La cosa aquí viene envuelta también en papel de diseño, un relato sobre el doble que juega sus cartas trileras sin demasiada habilidad para la sutileza y el misterio. Pronto podrá desvelar el espectador que el duelo dialéctico y narrativo entre un arquitecto polaco (Tomasz Kot, lo recordarán de Cold war) y la joven descarada (Athena Strates) que lo acosa entre un viaje en taxi y las salas del aeropuerto parisino Charles de Gaulle que diseñó el primero, no es sino un gran teatrillo psicológico para revelar el trauma que aún acompaña a nuestro protagonista.

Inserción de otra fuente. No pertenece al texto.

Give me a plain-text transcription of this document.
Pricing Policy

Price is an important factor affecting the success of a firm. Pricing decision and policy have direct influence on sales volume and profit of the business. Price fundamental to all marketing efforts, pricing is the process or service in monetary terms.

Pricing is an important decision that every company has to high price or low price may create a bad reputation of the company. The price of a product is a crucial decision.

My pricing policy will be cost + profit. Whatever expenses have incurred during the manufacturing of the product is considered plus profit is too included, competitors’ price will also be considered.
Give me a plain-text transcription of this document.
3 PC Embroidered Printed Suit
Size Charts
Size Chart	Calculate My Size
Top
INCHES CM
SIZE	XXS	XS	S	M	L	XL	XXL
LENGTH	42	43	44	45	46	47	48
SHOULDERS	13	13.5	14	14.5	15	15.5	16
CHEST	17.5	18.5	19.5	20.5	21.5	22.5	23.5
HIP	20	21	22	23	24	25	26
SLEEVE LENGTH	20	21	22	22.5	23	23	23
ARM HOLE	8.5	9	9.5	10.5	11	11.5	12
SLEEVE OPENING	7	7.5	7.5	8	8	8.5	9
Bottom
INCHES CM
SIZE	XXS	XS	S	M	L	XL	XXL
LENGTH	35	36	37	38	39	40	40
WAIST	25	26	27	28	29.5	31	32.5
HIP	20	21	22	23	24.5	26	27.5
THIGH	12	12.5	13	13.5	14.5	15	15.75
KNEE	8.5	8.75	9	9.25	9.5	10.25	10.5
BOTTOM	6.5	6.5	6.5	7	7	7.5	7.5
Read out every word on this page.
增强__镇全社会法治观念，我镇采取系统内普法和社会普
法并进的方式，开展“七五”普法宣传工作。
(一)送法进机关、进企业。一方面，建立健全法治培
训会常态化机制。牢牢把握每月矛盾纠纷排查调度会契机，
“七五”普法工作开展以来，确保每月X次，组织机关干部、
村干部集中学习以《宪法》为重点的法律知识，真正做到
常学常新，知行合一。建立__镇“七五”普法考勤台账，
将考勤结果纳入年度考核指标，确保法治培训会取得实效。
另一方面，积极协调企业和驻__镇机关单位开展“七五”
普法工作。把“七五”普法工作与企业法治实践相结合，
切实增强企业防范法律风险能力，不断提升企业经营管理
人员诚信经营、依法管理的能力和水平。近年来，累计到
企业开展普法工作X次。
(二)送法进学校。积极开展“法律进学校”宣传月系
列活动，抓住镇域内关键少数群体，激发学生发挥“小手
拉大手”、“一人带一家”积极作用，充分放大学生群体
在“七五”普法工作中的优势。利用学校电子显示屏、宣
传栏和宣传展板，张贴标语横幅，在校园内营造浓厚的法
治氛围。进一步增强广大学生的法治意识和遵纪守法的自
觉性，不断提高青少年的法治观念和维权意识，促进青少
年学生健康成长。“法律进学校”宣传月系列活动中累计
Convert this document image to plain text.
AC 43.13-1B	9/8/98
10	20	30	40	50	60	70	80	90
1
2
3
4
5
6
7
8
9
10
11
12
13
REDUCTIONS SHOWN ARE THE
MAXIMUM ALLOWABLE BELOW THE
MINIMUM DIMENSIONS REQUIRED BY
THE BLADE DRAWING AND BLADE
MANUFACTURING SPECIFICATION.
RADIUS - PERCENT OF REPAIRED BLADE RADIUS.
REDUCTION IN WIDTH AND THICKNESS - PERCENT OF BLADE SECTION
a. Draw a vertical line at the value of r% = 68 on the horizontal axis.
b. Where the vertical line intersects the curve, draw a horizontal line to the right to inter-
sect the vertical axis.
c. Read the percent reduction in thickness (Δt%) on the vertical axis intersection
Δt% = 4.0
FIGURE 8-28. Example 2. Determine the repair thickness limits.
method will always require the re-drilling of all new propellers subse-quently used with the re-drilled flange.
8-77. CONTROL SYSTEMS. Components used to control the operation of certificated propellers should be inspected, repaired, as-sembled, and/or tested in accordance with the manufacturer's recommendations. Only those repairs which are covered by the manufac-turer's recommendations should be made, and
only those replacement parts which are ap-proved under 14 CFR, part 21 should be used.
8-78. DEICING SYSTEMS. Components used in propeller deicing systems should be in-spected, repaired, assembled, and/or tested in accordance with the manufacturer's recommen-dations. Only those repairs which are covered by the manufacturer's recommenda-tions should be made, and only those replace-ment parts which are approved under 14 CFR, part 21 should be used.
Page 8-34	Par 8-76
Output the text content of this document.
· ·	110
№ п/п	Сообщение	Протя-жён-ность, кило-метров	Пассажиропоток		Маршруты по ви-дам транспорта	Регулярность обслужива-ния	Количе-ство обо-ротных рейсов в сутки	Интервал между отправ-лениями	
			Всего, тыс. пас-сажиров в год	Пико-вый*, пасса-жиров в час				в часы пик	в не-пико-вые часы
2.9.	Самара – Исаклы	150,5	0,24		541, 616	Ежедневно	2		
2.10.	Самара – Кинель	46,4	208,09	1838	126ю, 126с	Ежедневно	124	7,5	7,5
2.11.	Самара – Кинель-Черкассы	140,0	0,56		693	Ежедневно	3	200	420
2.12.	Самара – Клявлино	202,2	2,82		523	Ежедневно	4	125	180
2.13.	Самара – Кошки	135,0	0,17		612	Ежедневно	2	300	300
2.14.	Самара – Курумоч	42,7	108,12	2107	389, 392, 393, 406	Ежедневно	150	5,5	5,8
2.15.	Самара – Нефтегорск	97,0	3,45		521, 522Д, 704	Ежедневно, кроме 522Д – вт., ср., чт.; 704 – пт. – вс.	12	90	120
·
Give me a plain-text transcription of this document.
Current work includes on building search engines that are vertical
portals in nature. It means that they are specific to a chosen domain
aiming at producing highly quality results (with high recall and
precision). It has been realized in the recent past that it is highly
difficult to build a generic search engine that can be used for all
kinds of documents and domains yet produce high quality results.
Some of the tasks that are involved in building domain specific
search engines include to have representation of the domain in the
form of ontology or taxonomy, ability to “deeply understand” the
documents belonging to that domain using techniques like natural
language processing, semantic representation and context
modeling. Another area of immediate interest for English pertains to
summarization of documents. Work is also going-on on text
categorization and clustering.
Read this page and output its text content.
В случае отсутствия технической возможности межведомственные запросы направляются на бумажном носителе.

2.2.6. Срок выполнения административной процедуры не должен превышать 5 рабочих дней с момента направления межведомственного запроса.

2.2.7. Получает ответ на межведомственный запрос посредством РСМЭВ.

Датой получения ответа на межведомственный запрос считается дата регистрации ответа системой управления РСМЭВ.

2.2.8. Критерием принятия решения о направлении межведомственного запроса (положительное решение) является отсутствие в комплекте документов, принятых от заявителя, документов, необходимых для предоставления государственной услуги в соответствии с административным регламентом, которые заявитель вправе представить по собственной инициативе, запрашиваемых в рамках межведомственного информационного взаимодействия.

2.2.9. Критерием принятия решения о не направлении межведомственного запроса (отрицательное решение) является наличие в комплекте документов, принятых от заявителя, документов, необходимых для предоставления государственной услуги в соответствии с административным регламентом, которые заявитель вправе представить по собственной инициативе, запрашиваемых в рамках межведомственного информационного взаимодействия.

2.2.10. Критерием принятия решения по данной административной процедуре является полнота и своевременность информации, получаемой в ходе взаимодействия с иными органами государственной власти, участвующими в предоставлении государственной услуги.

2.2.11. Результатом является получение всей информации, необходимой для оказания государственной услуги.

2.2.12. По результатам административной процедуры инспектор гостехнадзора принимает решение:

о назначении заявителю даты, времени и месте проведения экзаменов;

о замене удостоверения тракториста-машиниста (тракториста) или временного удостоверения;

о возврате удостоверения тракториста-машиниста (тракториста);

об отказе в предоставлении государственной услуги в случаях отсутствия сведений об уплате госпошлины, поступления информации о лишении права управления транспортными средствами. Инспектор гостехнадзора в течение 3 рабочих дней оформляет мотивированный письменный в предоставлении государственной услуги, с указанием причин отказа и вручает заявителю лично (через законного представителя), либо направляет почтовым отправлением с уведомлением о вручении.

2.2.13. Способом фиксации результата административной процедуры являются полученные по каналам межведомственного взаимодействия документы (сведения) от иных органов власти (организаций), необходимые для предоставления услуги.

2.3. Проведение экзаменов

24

Cosmética del enemigo va revelando inevitablemente su propio mecanismo especular y deformante con escaso sentido del suspense y demasiada dependencia en la palabra, aunque Maíllo se empeñe en sobrevolarla con ciertos gestos de estilo tan impersonales como ampulosos. Convertidos en marionetas del guionista y el director, entes sin alma ni dolor verdaderos, los personajes de esta cinta seguramente tuvieron más entidad o fueron más atractivos y complejos en su versión en papel. En esta película se acaban pareciendo demasiado a esas figuritas de plástico de la maqueta del aeropuerto.